From: Skybuck Flying on
Hello,

First the bad news:

The bad news is probably that with my current design, too many passes are
needed, which means lot's of shader switching, texture switching,
framebuffer switching and possibly even vertex buffer switching. (Which
would need to happen for each pass).

The number of passes is something like:

for Rounds := 1 to 100 do
PassA
for Cycles := 1 to 80000 do
PassB
for Warriors := 1 to 10 do
PassQ
PassX
PassY
PassZ
end
PassC
end
PassD
end

So that's roughly: 100 x 80000 x 10 x (4 + ?) = 320.000.000 passes.

I did a little benchmark test with just the cpu, and some almost empty
routines... and the cpu does it in about 2 seconds or so... I did a
benchmark test some time ago with opengl... and opengl would be somewhere
between 300 and 300.000 fps... so that's no where near the number that's
necessary... so I am pretty much losing faith in the current design.

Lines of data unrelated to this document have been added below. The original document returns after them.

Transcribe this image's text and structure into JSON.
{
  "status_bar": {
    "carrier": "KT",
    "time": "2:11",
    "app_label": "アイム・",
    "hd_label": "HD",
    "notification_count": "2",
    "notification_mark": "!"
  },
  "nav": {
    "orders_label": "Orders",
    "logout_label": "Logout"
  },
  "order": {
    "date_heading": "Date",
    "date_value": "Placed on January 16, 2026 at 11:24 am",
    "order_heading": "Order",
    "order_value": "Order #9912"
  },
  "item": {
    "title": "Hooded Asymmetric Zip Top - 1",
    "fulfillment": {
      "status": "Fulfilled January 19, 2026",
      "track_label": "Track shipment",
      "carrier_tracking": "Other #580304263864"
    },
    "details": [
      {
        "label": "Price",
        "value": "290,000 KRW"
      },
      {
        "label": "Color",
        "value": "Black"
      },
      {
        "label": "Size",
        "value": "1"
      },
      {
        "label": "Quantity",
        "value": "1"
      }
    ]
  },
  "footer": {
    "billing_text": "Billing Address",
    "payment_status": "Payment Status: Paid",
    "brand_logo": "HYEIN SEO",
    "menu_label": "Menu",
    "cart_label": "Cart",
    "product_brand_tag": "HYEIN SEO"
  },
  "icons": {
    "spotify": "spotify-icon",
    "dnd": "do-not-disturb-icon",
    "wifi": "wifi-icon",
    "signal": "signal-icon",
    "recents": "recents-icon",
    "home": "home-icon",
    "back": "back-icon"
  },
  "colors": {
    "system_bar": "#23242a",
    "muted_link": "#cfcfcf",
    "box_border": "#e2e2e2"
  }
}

So that's the bad news ;) :) (I guess this is also nvidia's dirty little
secret ?! maybe cuda suffers the same faith... and needs to switch a lot
between "kernels/warps" for more advanced algorithms... this could be the
reason why nvidia might be developing a cpu to be integrated into the gpu...
so that these "pass" switches could be done by a "special cpu-like" chip on
the gpu... to accelerate it... how it would work... I have almost no idea
except...; I guess it would upload some kind of special cpu like program...
to it... just like a shader would go to gpu. This has been predicted by
Tom's Hardware recent article ;) :))

Ok such a bad news cannot go without good news ! LOL. Unfortunately... I
have now to make up some good news... so I am going to go back over all the
numbers to see if I can design a new design/algorithm to take more adventage
of the gpu itself... without requiring so many fricking passes !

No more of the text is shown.